In London, the restaurants and shops still appear to be busy and it’s just as difficult as always to get a taxi. To some, it may not feel like we are close to another economic crisis, but in Europe the storm clouds are darkening by the day.
Back in 2008, when the credit crunch led to a major global slowdown, there was a sense that Governments needed to rescue us from disaster – the only question was how quickly the politicians could organise themselves and settle market nerves. Fortunately, a number of interventions helped us to recover from the brink.
But Europe has continued to be a source of major concern, emanating from a lack of growth, especially in the periphery. The dominoes have been falling, almost in slow motion – Greece, Ireland, Portugal, Italy, Spain and now France. Gradually the markets have lost confidence in the prospects for growth and the ability of governments to meet their fiscal plans and so bond yields have started to rise significantly. So now in 2011, the saviours of the markets in 2008 look incapable of repeating the trick.

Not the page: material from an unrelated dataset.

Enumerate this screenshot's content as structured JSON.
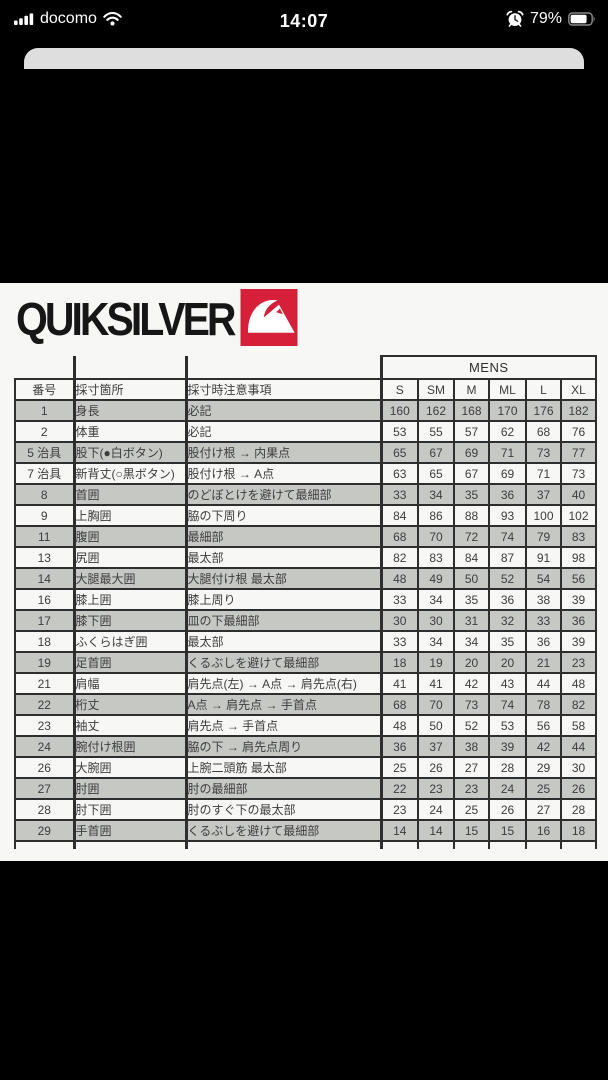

At the core, we still have Germany which enjoys a ten-year interest rate of 1.9% but the Bundesbank has just revised down its 2012 growth forecast to below 1%. Unfortunately, Merkel refuses to support the only real solution to this crisis – the European Central Bank declaring itself a buyer of last resort of EU sovereign debt. Had this policy been adopted six months ago, the situation would not now be as serious, but in the interim, the markets have had plenty of time to think about worst case scenarios and price them in, leading to a downward spiral of confidence.
A fire has been raging for some months but instead of calling the emergency services, Europe has tried to put out the flames with a bucket and a hose. Now a fire engine may not be enough.
Germany has to make a choice – whether to engage fully in supporting its neighbours or stand back and let the whole system unravel, leading to a major economic slowdown for the whole region. Unfortunately, that political choice has a significant impact on where markets go and so trying to position a portfolio to cater for such binary outcomes is extremely difficult. No wonder investors are desperately searching for safe havens.